A drawing is made with dry pigment, while a painting is made with pigment dispersed in a liquid that dries. Paint goes back at least 100,000 years. Two abalone shells uncovered in Blombos Cave in 2011 were found to contain red ochre, charcoal, bone fragments and stone flakes, with telltale signs that the contents had been stirred with a liquid that evaporated long ago, indicating that the shells were mixing bowls for a dark red watercolour. To this day, painters of miniatures favour mussel shells for mixing and holding paint.

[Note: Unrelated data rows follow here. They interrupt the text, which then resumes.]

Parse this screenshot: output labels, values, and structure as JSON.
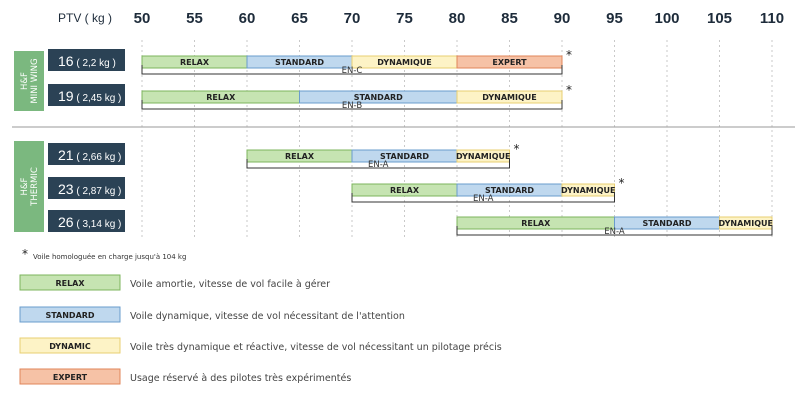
{
  "chart_data": {
    "type": "range-bar",
    "axis": {
      "label": "PTV ( kg )",
      "min": 50,
      "max": 110,
      "ticks": [
        50,
        55,
        60,
        65,
        70,
        75,
        80,
        85,
        90,
        95,
        100,
        105,
        110
      ]
    },
    "grid": true,
    "groups": [
      {
        "name": "H&F MINI WING",
        "rows": [
          {
            "size": "16",
            "weight": "( 2,2 kg )",
            "segments": [
              {
                "label": "RELAX",
                "class": "RELAX",
                "from": 50,
                "to": 60
              },
              {
                "label": "STANDARD",
                "class": "STANDARD",
                "from": 60,
                "to": 70
              },
              {
                "label": "DYNAMIQUE",
                "class": "DYNAMIC",
                "from": 70,
                "to": 80
              },
              {
                "label": "EXPERT",
                "class": "EXPERT",
                "from": 80,
                "to": 90
              }
            ],
            "star": true,
            "certification": {
              "label": "EN-C",
              "from": 50,
              "to": 90
            }
          },
          {
            "size": "19",
            "weight": "( 2,45 kg )",
            "segments": [
              {
                "label": "RELAX",
                "class": "RELAX",
                "from": 50,
                "to": 65
              },
              {
                "label": "STANDARD",
                "class": "STANDARD",
                "from": 65,
                "to": 80
              },
              {
                "label": "DYNAMIQUE",
                "class": "DYNAMIC",
                "from": 80,
                "to": 90
              }
            ],
            "star": true,
            "certification": {
              "label": "EN-B",
              "from": 50,
              "to": 90
            }
          }
        ]
      },
      {
        "name": "H&F THERMIC",
        "rows": [
          {
            "size": "21",
            "weight": "( 2,66 kg )",
            "segments": [
              {
                "label": "RELAX",
                "class": "RELAX",
                "from": 60,
                "to": 70
              },
              {
                "label": "STANDARD",
                "class": "STANDARD",
                "from": 70,
                "to": 80
              },
              {
                "label": "DYNAMIQUE",
                "class": "DYNAMIC",
                "from": 80,
                "to": 85
              }
            ],
            "star": true,
            "certification": {
              "label": "EN-A",
              "from": 60,
              "to": 85
            }
          },
          {
            "size": "23",
            "weight": "( 2,87 kg )",
            "segments": [
              {
                "label": "RELAX",
                "class": "RELAX",
                "from": 70,
                "to": 80
              },
              {
                "label": "STANDARD",
                "class": "STANDARD",
                "from": 80,
                "to": 90
              },
              {
                "label": "DYNAMIQUE",
                "class": "DYNAMIC",
                "from": 90,
                "to": 95
              }
            ],
            "star": true,
            "certification": {
              "label": "EN-A",
              "from": 70,
              "to": 95
            }
          },
          {
            "size": "26",
            "weight": "( 3,14 kg )",
            "segments": [
              {
                "label": "RELAX",
                "class": "RELAX",
                "from": 80,
                "to": 95
              },
              {
                "label": "STANDARD",
                "class": "STANDARD",
                "from": 95,
                "to": 105
              },
              {
                "label": "DYNAMIQUE",
                "class": "DYNAMIC",
                "from": 105,
                "to": 110
              }
            ],
            "star": false,
            "certification": {
              "label": "EN-A",
              "from": 80,
              "to": 110
            }
          }
        ]
      }
    ],
    "footnote": {
      "symbol": "*",
      "text": "Voile homologuée en charge jusqu'à 104 kg"
    },
    "legend": [
      {
        "key": "RELAX",
        "label": "RELAX",
        "text": "Voile amortie, vitesse de vol facile à gérer"
      },
      {
        "key": "STANDARD",
        "label": "STANDARD",
        "text": "Voile dynamique, vitesse de vol nécessitant de l'attention"
      },
      {
        "key": "DYNAMIC",
        "label": "DYNAMIC",
        "text": "Voile très dynamique et réactive, vitesse de vol nécessitant un pilotage précis"
      },
      {
        "key": "EXPERT",
        "label": "EXPERT",
        "text": "Usage réservé à des pilotes très expérimentés"
      }
    ]
  },
  "colors": {
    "RELAX": {
      "fill": "#c6e4b2",
      "stroke": "#7cb55c"
    },
    "STANDARD": {
      "fill": "#bfd8ee",
      "stroke": "#6a9ccc"
    },
    "DYNAMIC": {
      "fill": "#fdf3c6",
      "stroke": "#e8cf72"
    },
    "EXPERT": {
      "fill": "#f6c2a6",
      "stroke": "#e0855a"
    },
    "label_box": "#2b4255",
    "group_box": "#7bb87f",
    "grid": "#c9c9c9",
    "separator": "#9a9a9a"
  }
}
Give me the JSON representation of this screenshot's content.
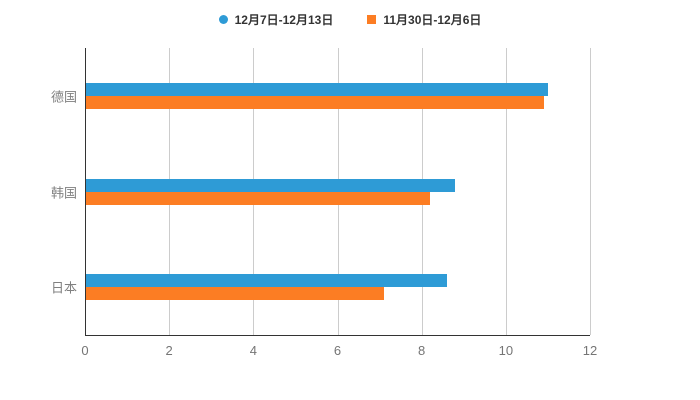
{
  "legend": {
    "items": [
      {
        "label": "12月7日-12月13日",
        "color": "#2E9BD6",
        "marker": "circle"
      },
      {
        "label": "11月30日-12月6日",
        "color": "#FC7D23",
        "marker": "square"
      }
    ]
  },
  "chart_data": {
    "type": "bar",
    "orientation": "horizontal",
    "title": "",
    "xlabel": "",
    "ylabel": "",
    "categories": [
      "德国",
      "韩国",
      "日本"
    ],
    "series": [
      {
        "name": "12月7日-12月13日",
        "color": "#2E9BD6",
        "values": [
          11.0,
          8.8,
          8.6
        ]
      },
      {
        "name": "11月30日-12月6日",
        "color": "#FC7D23",
        "values": [
          10.9,
          8.2,
          7.1
        ]
      }
    ],
    "xlim": [
      0,
      12
    ],
    "xticks": [
      0,
      2,
      4,
      6,
      8,
      10,
      12
    ],
    "grid": true,
    "legend_position": "top"
  }
}
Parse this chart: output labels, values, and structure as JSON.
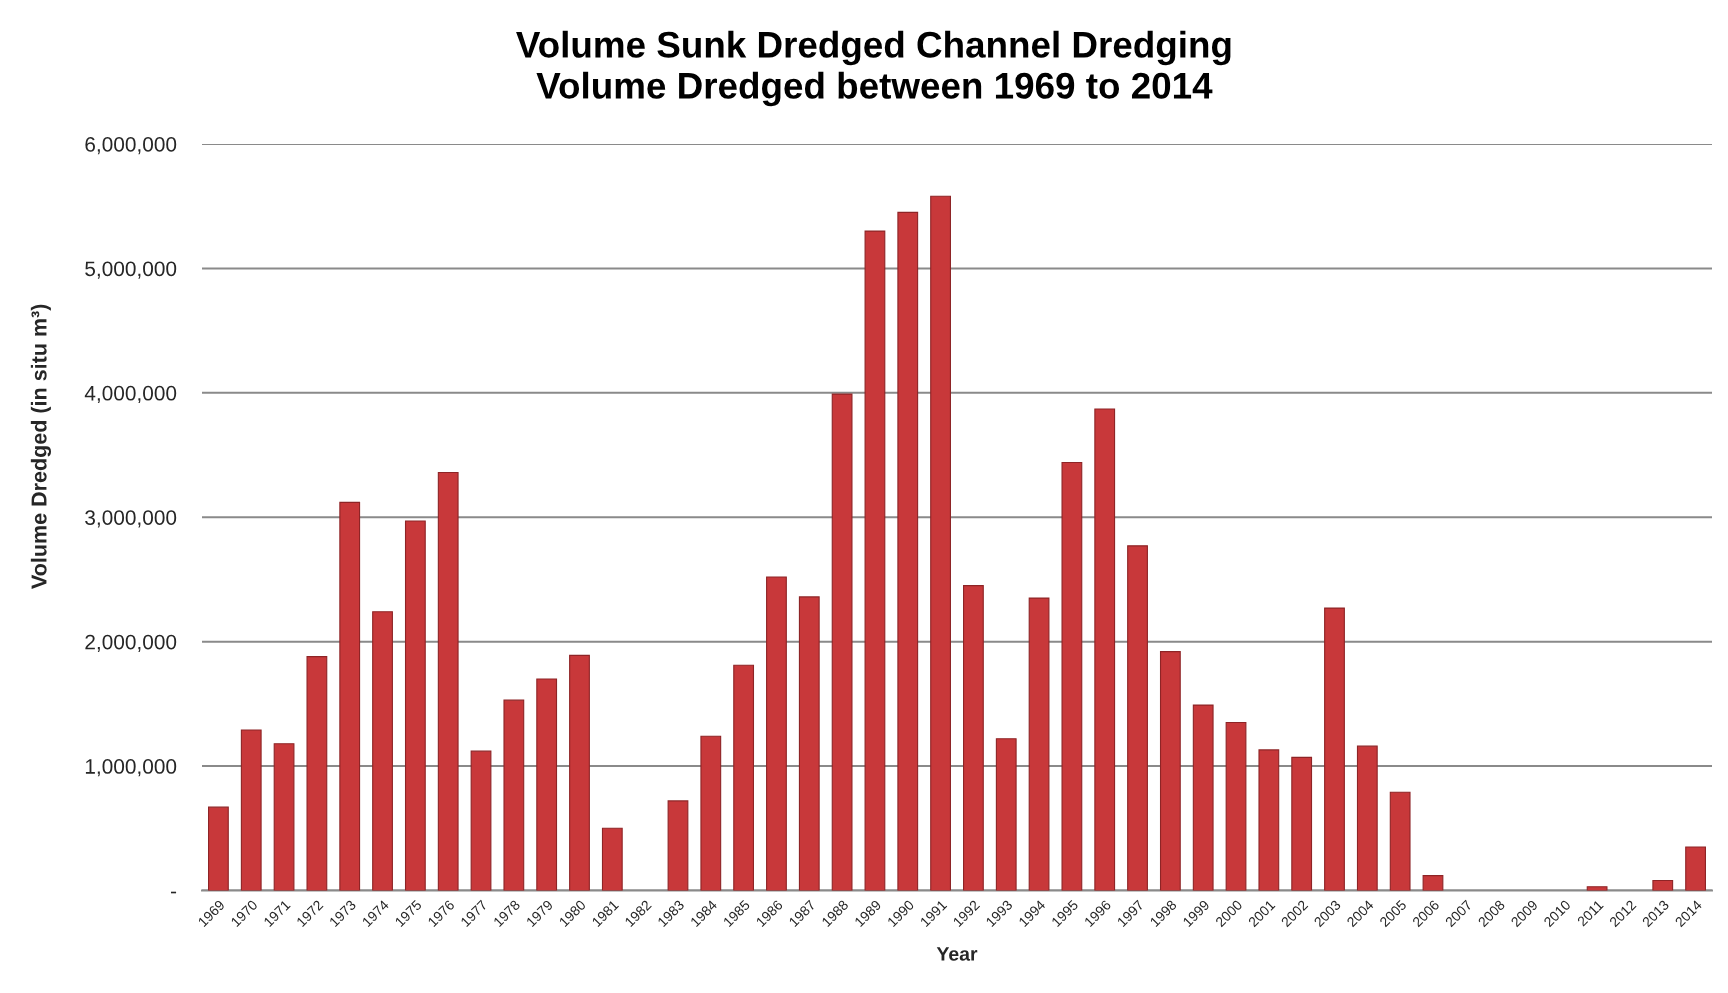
{
  "chart_data": {
    "type": "bar",
    "title": "Volume Sunk Dredged Channel Dredging",
    "subtitle": "Volume Dredged between 1969 to 2014",
    "xlabel": "Year",
    "ylabel": "Volume Dredged (in situ m³)",
    "categories": [
      "1969",
      "1970",
      "1971",
      "1972",
      "1973",
      "1974",
      "1975",
      "1976",
      "1977",
      "1978",
      "1979",
      "1980",
      "1981",
      "1982",
      "1983",
      "1984",
      "1985",
      "1986",
      "1987",
      "1988",
      "1989",
      "1990",
      "1991",
      "1992",
      "1993",
      "1994",
      "1995",
      "1996",
      "1997",
      "1998",
      "1999",
      "2000",
      "2001",
      "2002",
      "2003",
      "2004",
      "2005",
      "2006",
      "2007",
      "2008",
      "2009",
      "2010",
      "2011",
      "2012",
      "2013",
      "2014"
    ],
    "values": [
      670000,
      1290000,
      1180000,
      1880000,
      3120000,
      2240000,
      2970000,
      3360000,
      1120000,
      1530000,
      1700000,
      1890000,
      500000,
      null,
      720000,
      1240000,
      1810000,
      2520000,
      2360000,
      3990000,
      5300000,
      5450000,
      5580000,
      2450000,
      1220000,
      2350000,
      3440000,
      3870000,
      2770000,
      1920000,
      1490000,
      1350000,
      1130000,
      1070000,
      2270000,
      1160000,
      790000,
      120000,
      null,
      null,
      null,
      null,
      30000,
      null,
      80000,
      350000
    ],
    "color": "#c8383a",
    "ylim": [
      0,
      6000000
    ],
    "yticks": [
      {
        "value": 0,
        "label": "-"
      },
      {
        "value": 1000000,
        "label": "1,000,000"
      },
      {
        "value": 2000000,
        "label": "2,000,000"
      },
      {
        "value": 3000000,
        "label": "3,000,000"
      },
      {
        "value": 4000000,
        "label": "4,000,000"
      },
      {
        "value": 5000000,
        "label": "5,000,000"
      },
      {
        "value": 6000000,
        "label": "6,000,000"
      }
    ],
    "grid": "y"
  }
}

Nine faint red lines discovered at Blombos Cave in South Africa are considered a piece of drawing that is at least 73,000 years old

Unlike ochre, charcoal is organic in origin, made from charred wood or other vegetation. The bone fragments in the shells had been burnt before being crushed, perhaps to release the fatty marrow, which would have served to bind the pigments to a surface. Although marrow is not used today, the binders in some artists’ inks are extracted by boiling the skins and bones of fish or rabbits in water. Watercolours and gouache substitute animal-friendly gum arabic, a sticky resin that leaks through the bark of certain acacias.

As for the flakes of stone found in the shells, these originated from the stones used to abrade and crush the ochre, charcoal and bone.

The red lines were deliberately drawn 73,000 years ago | Craig Foster
The red lines were deliberately drawn 73,000 years ago | Craig Foster

The earliest painting, made at least 64,000 years ago in La Pasiega Cave in Spain, resembles a three-rung ladder. It, too, is made with red ochre. While the design’s significance is unknown, it is enormously significant to our understanding of human origins. Confounding expectations, it was not made by Homo sapiens (that’s us) but by Homo neanderthalensis. Palm-sized red discs dotting cave walls have also been attributed to Neanderthals. The earliest disc, in El Castillo in Spain, was painted 40,800 years ago. These cave paintings suggest that abstract thinking and language are not unique to our species.

More famous than these abstract paintings are figurative hand stencils and animal paintings. The oldest hand stencils appear to have been made by blowing red paint (ochre again) through a hollowed bone or reed or directly from the mouth, around a hand placed against a wall. Hand stencils have been found in locations as distant from each other as Sulawesi in Indonesia (39,900 years old) and El Castillo (37,300 years old). Curiously, the oldest painted animal image, a pig-deer, is close by the Sulawesi hand stencil, but it was made 4,500 years later.

Black hand stencils are placed around two handsome spotted horses that were painted with black mineral manganese dioxide in France’s Pech Merle Cave 25,000 years ago. Finger-length ratios reveal that the stenciled hands were women’s, casting doubt on the assumption that early artists were men. Indeed, a 2009 analysis of hand stencils in caves across France and Spain concluded that most of the hands were female. What could these hand stencils mean?